The engagement with Atlas underpins GEP’s shift to low-code development and rapid prototyping, says Blake.
“MongoDB gives us access to the underlying data structures. It creates a genuine sense of innovation and open-mindedness. What we’re attempting to do is create a new model of how big systems can work. Not just at a functional level, but fundamentally. We want to rethink how data can be moved around the business.”
Paul Blake, Senior Director of Engagement, GEP
For the company, a more responsive, dynamic, development posture creates stronger ties with clients. GEP’s consultancy teams can go deeper into client issues. There is a regular flow of software innovation targeted at kinks specific to individual clients.
As an example, Blake highlights the early stages of the COVID-19 pandemic. GEP recognized an opportunity to connect companies that were stocking PPE with organizations needing PPE. Its developer teams were able to make those connections quickly, and provide a software tool.

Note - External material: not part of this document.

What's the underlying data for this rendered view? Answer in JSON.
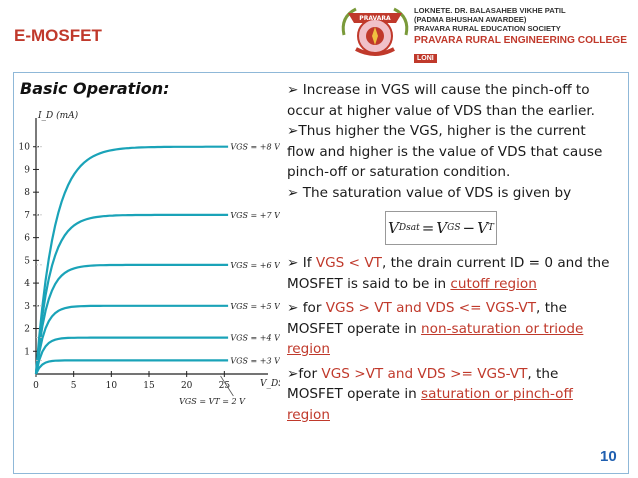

Executing at speed is essential, Nithin explains. For global supply chains, every link in the chain must operate smoothly. GEP needs to retrieve data wherever it is held, and to be certain in performance times. It must do so across a rapidly expanding workload: pre-COVID, the platform handled three million transactions; by late 2022 it is nearer 20 million.
“We strive to have 90% of transactions processed within 330 milliseconds – that’s the blink of an eye. There are certain transactions that need to be completed within 200 milliseconds, others in 50 milliseconds. It would be impossible to meet these standards without the performance of the MongoDB Atlas platform,” says Nithin.
Nithin Prasad, Engineering Manager, GEP
Atlas enables GEP to access a database in over 90 regions on AWS, Azure, and Google Cloud. For security, it can pin data to certain regions for strict compliance and ultra-low latency. Developers no longer need to switch between different cloud providers. Atlas Search helps users find documentation across 30+ databases. Metrics and all transactions are contained in the Atlas dashboard.
Blake says many clients recognize this is a pivotal moment, and there is a real opportunity for global enterprise to be a force for good. “How do you reduce costs, increase efficiency and become carbon zero?“ he asks. “The answer is: you can’t, not with the current model. But that model can be changed, it can evolve. GEP can help businesses make that transition.”